The draft financial plans were unveiled by finance secretary Mark Drakeford earlier this week and included an extra £450 million for the NHS over the next two years, an additional £10 million to tackle homelessness and plans to borrow £375 million over the next three years.

The budget was developed following negotiations between Labour and Plaid Cymru, through which Plaid agreed to back the budget for the next two years in exchange for some concessions towards its manifesto commitments.

But Monmouth AM and the Welsh Conservatives' shadow finance minister Nick Ramsay said Plaid had "sold the country short" through the deal."

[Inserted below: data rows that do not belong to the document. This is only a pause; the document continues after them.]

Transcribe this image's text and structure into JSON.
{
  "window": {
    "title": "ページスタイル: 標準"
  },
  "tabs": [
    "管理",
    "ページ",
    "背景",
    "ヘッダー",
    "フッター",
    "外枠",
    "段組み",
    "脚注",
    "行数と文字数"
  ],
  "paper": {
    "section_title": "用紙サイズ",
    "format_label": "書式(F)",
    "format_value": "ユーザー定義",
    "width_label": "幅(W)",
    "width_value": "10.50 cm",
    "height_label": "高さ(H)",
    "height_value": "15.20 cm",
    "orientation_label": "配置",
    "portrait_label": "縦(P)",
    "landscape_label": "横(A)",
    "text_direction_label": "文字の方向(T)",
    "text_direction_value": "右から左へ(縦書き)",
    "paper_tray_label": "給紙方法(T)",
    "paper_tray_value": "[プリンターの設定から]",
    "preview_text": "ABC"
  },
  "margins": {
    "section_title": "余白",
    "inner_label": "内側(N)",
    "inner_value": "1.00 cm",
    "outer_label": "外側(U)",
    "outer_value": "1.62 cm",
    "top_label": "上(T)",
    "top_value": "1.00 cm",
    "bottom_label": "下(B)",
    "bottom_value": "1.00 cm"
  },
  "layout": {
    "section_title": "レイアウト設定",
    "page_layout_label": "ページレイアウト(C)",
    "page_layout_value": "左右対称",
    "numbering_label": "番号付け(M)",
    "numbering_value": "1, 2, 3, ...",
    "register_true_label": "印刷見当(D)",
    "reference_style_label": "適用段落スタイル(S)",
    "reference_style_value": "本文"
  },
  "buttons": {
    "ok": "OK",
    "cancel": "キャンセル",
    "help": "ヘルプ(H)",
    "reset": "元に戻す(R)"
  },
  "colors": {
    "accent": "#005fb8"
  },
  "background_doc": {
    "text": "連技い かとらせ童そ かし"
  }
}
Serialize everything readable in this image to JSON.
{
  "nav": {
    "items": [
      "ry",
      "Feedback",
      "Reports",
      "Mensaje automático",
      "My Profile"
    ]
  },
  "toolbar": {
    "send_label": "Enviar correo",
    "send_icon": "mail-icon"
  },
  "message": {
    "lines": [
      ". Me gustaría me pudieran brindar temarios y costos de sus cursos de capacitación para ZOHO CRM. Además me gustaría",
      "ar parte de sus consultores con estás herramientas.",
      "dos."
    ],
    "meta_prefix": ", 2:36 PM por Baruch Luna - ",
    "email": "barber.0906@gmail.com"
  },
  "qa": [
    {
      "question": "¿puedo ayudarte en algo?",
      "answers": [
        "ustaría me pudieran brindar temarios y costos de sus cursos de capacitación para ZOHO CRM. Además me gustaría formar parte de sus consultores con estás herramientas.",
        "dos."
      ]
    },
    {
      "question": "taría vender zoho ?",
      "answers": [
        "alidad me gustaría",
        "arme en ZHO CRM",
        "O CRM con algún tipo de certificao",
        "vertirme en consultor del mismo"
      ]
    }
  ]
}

“This is the latest in a long line of sadly predictable backroom deals between the nationalists and the Labour Party, and further evidence that a vote for Plaid is a vote for Labour," he said.

“Both parties have broken a number of election pledges to make this happen, and the budget makes no mention of Labour’s famous commitments on public sector pay or tuition fees.

“Nor does it address years of underfunding of the Welsh NHS."

But his Plaid counterpart Adam Price said the budget as a whole had been developed by Labour, and said the party "will have to answer to the people of Wales as to why it is failing to deliver on its manifesto commitments such as lifting the pay cap and stopping the rise in tuition fees".

Meanwhile the proposed new tax rates for Wales, which will include an increase in the property value threshold at which homebuyers have to pay Land Transaction Tax, which will replace Stamp Duty, from £125,000 to £150,000, have been met with a cautious welcome.

Director of the CBI (Confederation of British Industry) Wales Ian Price said the proposals "signal a more progressive tone to devolved taxation".

"Devolved taxes can be a useful addition to Wales’ toolbox," he said.

"But taxes aren’t the only tools that can be deployed."

And policy manager at the Royal Institution of Chartered Surveyors in Wales David Morgan called the devolution of property taxation "a significant milestone for Wales".